Spagat estime que certaines de ces évaluations sont exagérées. Selon lui, il n’y a pas de preuve évidente d’une famine massive ou d’une mort massive due à la maladie à Gaza et la plupart des décès ont été causés directement par la guerre - lors de bombardements ou de fusillades et à la suite de blessures infligées pendant les combats. "Si nous essayons de faire une estimation, je ne pense pas que la famine soit significative par rapport au nombre de personnes tuées, du moins jusqu’à présent", déclare-t-il. "Mais elle risque de commencer à se produire. Il me semble que le flux d’aide vers Gaza a augmenté. Il se peut que cela soit dû au procès intenté par l’Afrique du Sud - en ce qui concerne le calendrier, cela correspond".

Miodownik met en garde contre les effets à long terme d’une mortalité aussi importante au sein de la population. "La violence a des conséquences : elle laisse une empreinte sur plusieurs générations. Même si l’avenir est radieux et que la bande de Gaza prospère, elle aura des effets. Nous le verrons dans la capacité de récupération, dans le comportement au quotidien et dans les perceptions politiques. C’est comme le syndrome de stress post-traumatique : vous pouvez essayer d’y faire face, mais en fin de compte, il ne vous quitte pas."

Le bureau du porte-parole de l’armée israélienne a répondu : "Il est erroné de se fier au nombre total de morts que le Hamas communique par l’intermédiaire des ministères de la santé et de l’information qu’il contrôle, sans mettre en doute et critiquer la fiabilité de ces chiffres. Ces chiffres ne font aucune distinction entre les terroristes et les civils, ils ne détaillent pas le nombre de personnes tuées en conséquence directe des nombreux tirs ratés de l’organisation terroriste et les données comportent de nombreux biais, notamment des numéros d’identité inexistants, des duplications de noms de personnes décédées, le recours à des sources non soumises à confirmation et bien d’autres choses encore. Selon les informations dont dispose l’armée israélienne, de nombreuses personnes figurant sur les listes de morts sont des terroristes et les catégories indiquées ne sont pas conformes à la réalité - par exemple, des terroristes connus et de haut rang qui figurent dans les rapports du ministère de la santé en tant que femmes."

"L’armée israélienne s’est engagée à respecter le droit international et à agir conformément à celui-ci, et à ce titre, elle ne dirige ses attaques que contre des cibles militaires, des terroristes et des civils qui participent directement aux combats.

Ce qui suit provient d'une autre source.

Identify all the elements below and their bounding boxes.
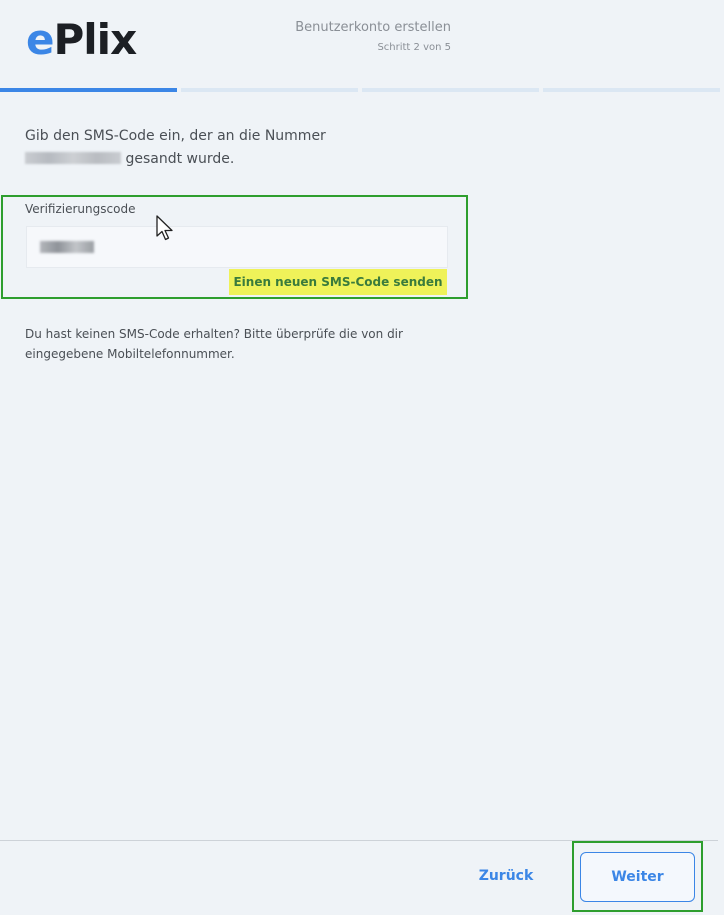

Malgré le défi que représente la lutte contre une organisation terroriste qui place les citoyens de Gaza comme bouclier humain et opère à partir d’eux, Tsahal agit pour limiter autant que possible les dommages causés aux civils dans le cadre des attaques. Dans le cadre de cet effort, plus de 100 000 appels téléphoniques en direct ont été effectués au cours de la guerre, ainsi que plus de 19 millions d’appels enregistrés et des dizaines de millions de messages textuels et de brochures larguées par avion afin d’avertir la population. En outre, des annonces ont été faites concernant l’évacuation de la population du nord au sud, ainsi que l’ouverture d’une zone humanitaire dans la région d’Al-Mawasi qui comprend de vastes dispositions humanitaires pour la population, y compris de l’eau, de la nourriture, de l’équipement pour les abris et une vaste infrastructure humanitaire, ainsi que l’achat de 40 000 tentes à l’usage de la population".